Al centro della storia c’è Anker (Nikolaj Lie Kaas),
rapinatore che dopo una lunga pena detentiva per una rapina in
cui c’è scappato il morto, torna a casa, sperando di poter
iniziare una nuova vita. Infatti prima di essere arrestato ha
dato al fratello Manfred (che vive in un mondo tutto suo, per
una forma di malattia mentale) istruzioni per nascondere il
bottino. Missione che Manfred dovrebbe aver compiuto, ma sembra
aver dimenticato. Un ‘inconveniente’ che scatena il caos, visti
anche l’aggravarsi della condizione mentale di Manfred (che ora
vuole farsi chiamare solo John Lennon, altrimenti scattano le
azioni folli e tragicomiche) e l’inseguimento da parte di un
vecchio complice a cui i soldi non bastano mai, che alterna
gentilezza ad esplosioni di violenza
“Manfred è come un bambino, non appartiene a questo mondo.

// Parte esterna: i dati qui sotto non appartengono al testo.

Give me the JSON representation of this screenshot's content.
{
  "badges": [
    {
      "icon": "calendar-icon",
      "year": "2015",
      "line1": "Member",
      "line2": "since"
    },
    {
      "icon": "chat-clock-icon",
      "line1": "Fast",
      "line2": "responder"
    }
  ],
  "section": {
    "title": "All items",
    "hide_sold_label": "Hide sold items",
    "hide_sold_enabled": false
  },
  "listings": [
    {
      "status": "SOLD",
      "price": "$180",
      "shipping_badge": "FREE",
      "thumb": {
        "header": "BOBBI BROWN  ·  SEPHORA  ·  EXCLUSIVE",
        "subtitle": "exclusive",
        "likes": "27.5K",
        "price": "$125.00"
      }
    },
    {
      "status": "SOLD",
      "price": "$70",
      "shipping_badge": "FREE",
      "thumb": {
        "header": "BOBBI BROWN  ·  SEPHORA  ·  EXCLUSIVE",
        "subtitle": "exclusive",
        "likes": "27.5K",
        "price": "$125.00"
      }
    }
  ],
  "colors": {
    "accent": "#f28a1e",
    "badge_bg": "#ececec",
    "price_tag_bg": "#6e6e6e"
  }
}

L’unico che lo ha sempre aiutato è il fratello minore Anker. Il
mio personaggio è come bloccato all’età di cinque, sei anni e
Anker è sempre stato il suo protettore, per questo è pronto a
fare di tutto pur di non perderlo. Il suo modo di agire è
proprio quello di un bimbo, narcisistico, poetico, molto puro e
istintivo nelle reazioni”.
Questa è “una storia in cui affrontiamo profonde crisi umane
– spiega Jensen -, come le persone le affrontano, come creiamo
la nostra realtà quando siamo di fronte a queste cose. Voglio
dire, pochissime persone credono di essere John Lennon. Mads dà
vita a un ruolo comico per certi aspetti, è come un personaggio
dei cartoni animati. La sfida era aggiungere emozioni e
trasformarlo in un vero essere umano con cui ci si potesse
immedesimare. Ed è un compito difficile quello affrontato da
Mads”.
Il tema dell’identità è diventato cruciale negli ultimi anni,
ma non lo è per il mio personaggio, lui non ha una casella in
cui identificarsi” osserva Mikkelsen. Ad esempio, per far sì che
il fratello resti con lui “decide che da quel punto in poi una
persona che era amata da tutti, John Lennon. Lui non è
definibile con le regole della società”.